Speaking in the Commons, Mr Johnson told MPs he wanted a negotiated exit from the EU and insisted there was “real momentum” behind the talks with Brussels.
In a statement Lee, a medical doctor said:
“After a great deal of thought, I have reached the conclusion that it is not possible to serve my constituents’ and country’s best interests as a Conservative Member of Parliament.
“Over 27 years ago I joined the Conservative & Unionist Party led by Sir John Major. Since 2010 I have had the privilege of representing the Bracknell Constituency. The Party I joined in 1992 is not the Party I am leaving today.
“This Conservative Government is aggressively pursuing a damaging Brexit in unprincipled ways. It is putting lives and livelihoods at risk unnecessarily and it is wantonly endangering the integrity of the United Kingdom.
“More widely, it is undermining our country’s economy, democracy and role in the world. It is using political manipulation, bullying and lies. And it is doing these things in a deliberate and considered way. It has gone so far beyond reckless as to cease to be conservative.
“I am dismayed at what the Conservative Party has become, the role that it has played in feeding division and populism, in squandering a hard-won reputation for sound stewardship, and the blinkered direction in which it has set our country.
“Those are not my values.
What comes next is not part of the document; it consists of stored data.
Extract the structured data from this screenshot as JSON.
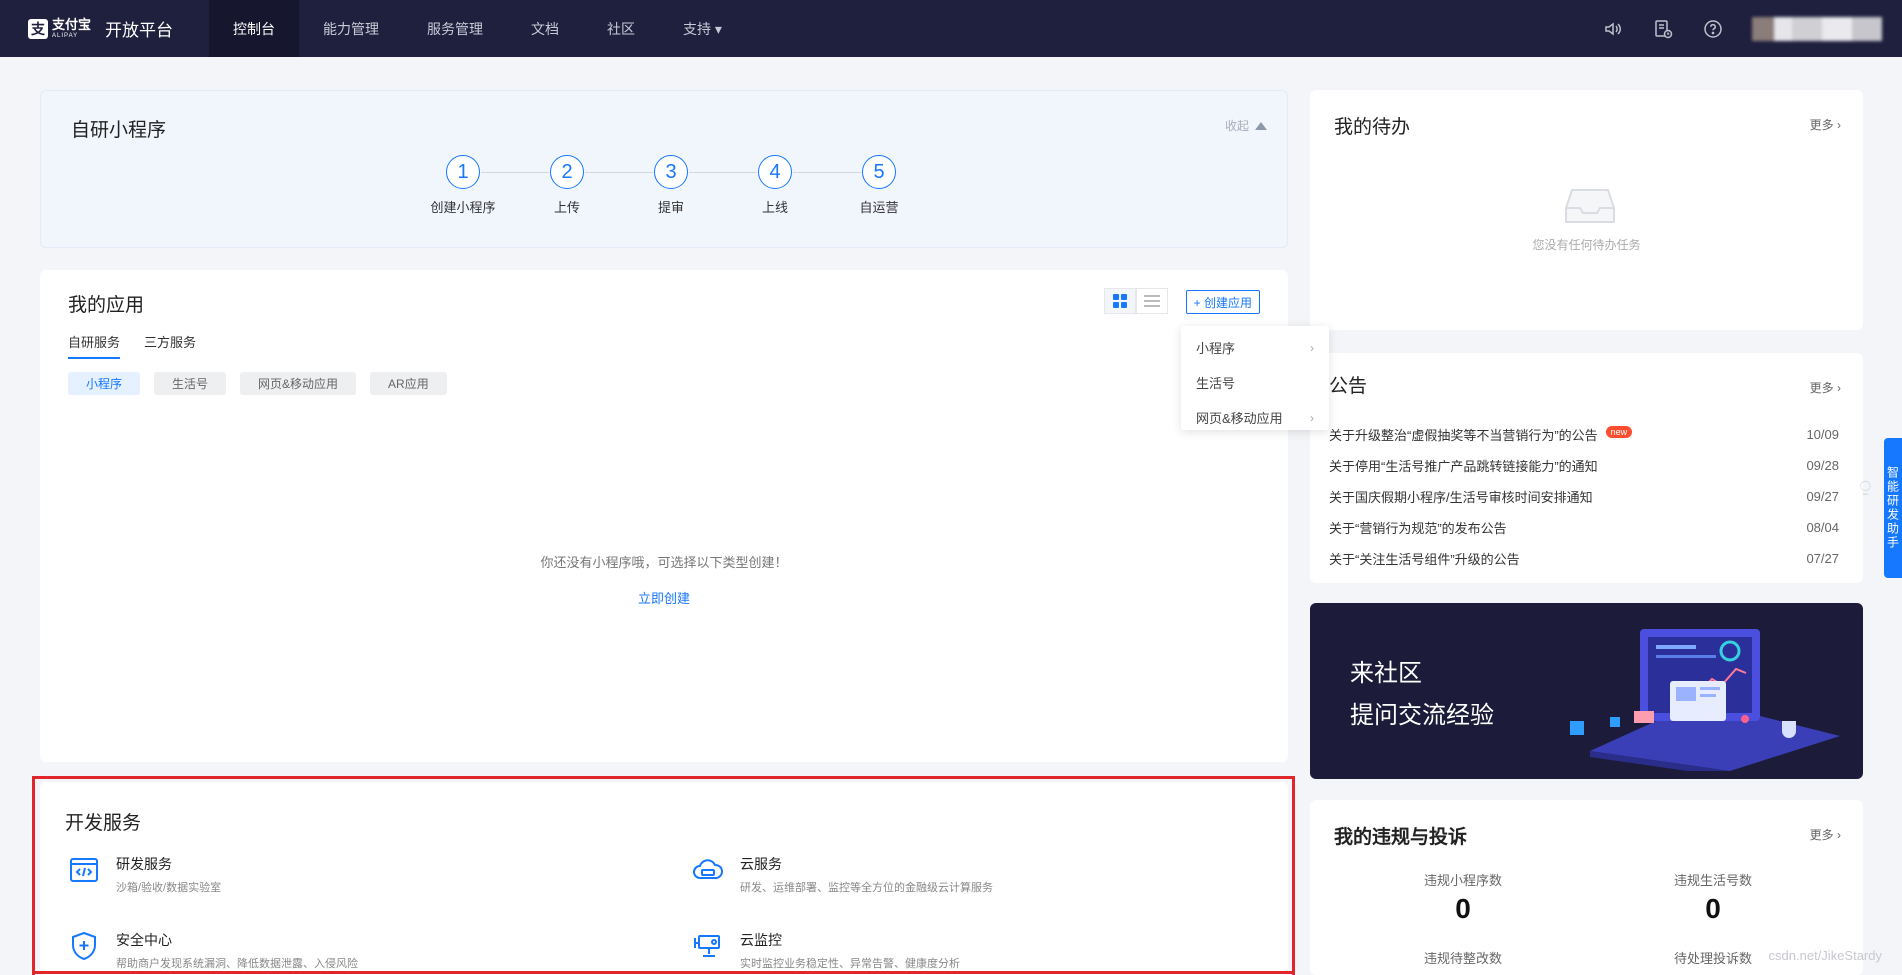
{
  "nav": {
    "brand_cn": "支付宝",
    "brand_en": "ALIPAY",
    "platform": "开放平台",
    "items": [
      {
        "label": "控制台"
      },
      {
        "label": "能力管理"
      },
      {
        "label": "服务管理"
      },
      {
        "label": "文档"
      },
      {
        "label": "社区"
      },
      {
        "label": "支持 ▾"
      }
    ],
    "icons": [
      "speaker-icon",
      "document-clock-icon",
      "help-icon"
    ]
  },
  "mini_program": {
    "title": "自研小程序",
    "collapse_label": "收起",
    "steps": [
      {
        "num": "1",
        "label": "创建小程序"
      },
      {
        "num": "2",
        "label": "上传"
      },
      {
        "num": "3",
        "label": "提审"
      },
      {
        "num": "4",
        "label": "上线"
      },
      {
        "num": "5",
        "label": "自运营"
      }
    ]
  },
  "my_apps": {
    "title": "我的应用",
    "tabs": [
      {
        "label": "自研服务"
      },
      {
        "label": "三方服务"
      }
    ],
    "chips": [
      {
        "label": "小程序"
      },
      {
        "label": "生活号"
      },
      {
        "label": "网页&移动应用"
      },
      {
        "label": "AR应用"
      }
    ],
    "create_label": "+ 创建应用",
    "empty_text": "你还没有小程序哦，可选择以下类型创建！",
    "empty_link": "立即创建",
    "dropdown": [
      {
        "label": "小程序",
        "arrow": "›"
      },
      {
        "label": "生活号",
        "arrow": ""
      },
      {
        "label": "网页&移动应用",
        "arrow": "›"
      }
    ]
  },
  "dev_services": {
    "title": "开发服务",
    "items": [
      {
        "name": "研发服务",
        "desc": "沙箱/验收/数据实验室",
        "icon": "code-window-icon"
      },
      {
        "name": "云服务",
        "desc": "研发、运维部署、监控等全方位的金融级云计算服务",
        "icon": "cloud-icon"
      },
      {
        "name": "安全中心",
        "desc": "帮助商户发现系统漏洞、降低数据泄露、入侵风险",
        "icon": "shield-plus-icon"
      },
      {
        "name": "云监控",
        "desc": "实时监控业务稳定性、异常告警、健康度分析",
        "icon": "camera-monitor-icon"
      }
    ]
  },
  "todo": {
    "title": "我的待办",
    "more": "更多 ›",
    "empty_text": "您没有任何待办任务"
  },
  "notices": {
    "title": "公告",
    "more": "更多 ›",
    "new_badge": "new",
    "items": [
      {
        "text": "关于升级整治“虚假抽奖等不当营销行为”的公告",
        "date": "10/09",
        "is_new": true
      },
      {
        "text": "关于停用“生活号推广产品跳转链接能力”的通知",
        "date": "09/28"
      },
      {
        "text": "关于国庆假期小程序/生活号审核时间安排通知",
        "date": "09/27"
      },
      {
        "text": "关于“营销行为规范”的发布公告",
        "date": "08/04"
      },
      {
        "text": "关于“关注生活号组件”升级的公告",
        "date": "07/27"
      }
    ]
  },
  "community": {
    "line1": "来社区",
    "line2": "提问交流经验"
  },
  "violations": {
    "title": "我的违规与投诉",
    "more": "更多 ›",
    "stats": [
      {
        "label": "违规小程序数",
        "value": "0"
      },
      {
        "label": "违规生活号数",
        "value": "0"
      },
      {
        "label": "违规待整改数",
        "value": ""
      },
      {
        "label": "待处理投诉数",
        "value": ""
      }
    ]
  },
  "assistant_label": "智能研发助手",
  "watermark": "csdn.net/JikeStardy",
  "colors": {
    "nav_bg": "#1f1f3e",
    "accent": "#1677ff",
    "highlight_frame": "#e0252b",
    "new_badge": "#ff4d2d"
  }
}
I will not implicitly condone these things by being party to them.
“Make no mistake: this is a time of reckoning.
“The challenges that our world and country face are real – but not insurmountable. We need to root how we address them in evidence and reality. Critically, we need to recognise that we will not solve climate change, counter-extremism, or address our housing, health and social care needs alone.
“We must work with others.
“The opportunities to leave a better legacy are also significant. As a united country, we need to mobilise all our innovation, creativity, power and talent – not bury it under a Brexit that does not have the British people’s informed consent.
“As a society, we need to rediscover the liberal and democratic traditions that made our country great. We should be guided by the values of justice, liberty and community. We must recognise our responsibilities to our people and planet: we are stewards of our country’s and our world’s limited resources.
“Each generation needs to define democracy for itself and so we each have a part in shaping what we want our politics and our country to stand for. Each of us must stand and be counted.
“That is why today I am joining Jo Swinson and the Liberal Democrats.
“I believe the Liberal Democrats are best placed to build the unifying and inspiring political force needed to heal our divisions, unleash our talents, equip us to take the opportunities and overcome the challenges that we face as a society – and leave our country and our world in a better place for the next generations.”